Santo Domingo — The Dominican Republic’s tourism sector has delivered a robust performance this year, with official data showing a double-digit rise in visitor arrivals during the key Holy Week holiday period. Tourism Minister David Collado announced that the country welcomed a total of 223,328 tourists over the observance, representing a 14.8% jump compared to visitor numbers from the same week in 2023.
Breaking down the latest figures, Collado highlighted accelerating growth through the final stretch of the holiday: arrivals rose 18.7% across the last four days of the break, a trend that confirms the steady, ongoing expansion the country’s travel industry has seen in recent months.
Sharing the milestone results on the social platform X, the minister framed the strong visitor numbers as a collective win for the entire Dominican tourism ecosystem. He emphasized that the outcome reinforces three core strengths of the country’s travel brand: its global reputation as a safe destination, its enduring appeal to international travelers, and its unmatched ability to create new jobs and drive broad economic activity across local communities.

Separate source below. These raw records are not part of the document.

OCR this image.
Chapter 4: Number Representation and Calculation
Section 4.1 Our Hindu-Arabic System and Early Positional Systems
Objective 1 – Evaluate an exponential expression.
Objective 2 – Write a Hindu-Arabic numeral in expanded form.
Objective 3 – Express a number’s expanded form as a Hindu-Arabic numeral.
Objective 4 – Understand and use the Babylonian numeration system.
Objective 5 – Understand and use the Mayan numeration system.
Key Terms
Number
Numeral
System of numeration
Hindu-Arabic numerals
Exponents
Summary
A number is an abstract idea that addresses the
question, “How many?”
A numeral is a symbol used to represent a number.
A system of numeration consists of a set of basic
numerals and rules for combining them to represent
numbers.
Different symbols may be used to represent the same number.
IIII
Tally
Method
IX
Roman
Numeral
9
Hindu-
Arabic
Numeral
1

For the Dominican Republic, tourism has long stood as one of the foundational pillars of the national economy, and Holy Week ranks consistently among the busiest and most commercially important peak travel periods of the year. Every uptick in visitor arrivals translates directly to tangible gains across multiple linked industries, from rising hotel occupancy rates to increased spending at local retail outlets, restaurants, and hospitality services. This growth, in turn, supports continued investment and expansion across the full spectrum of the country’s tourism sector.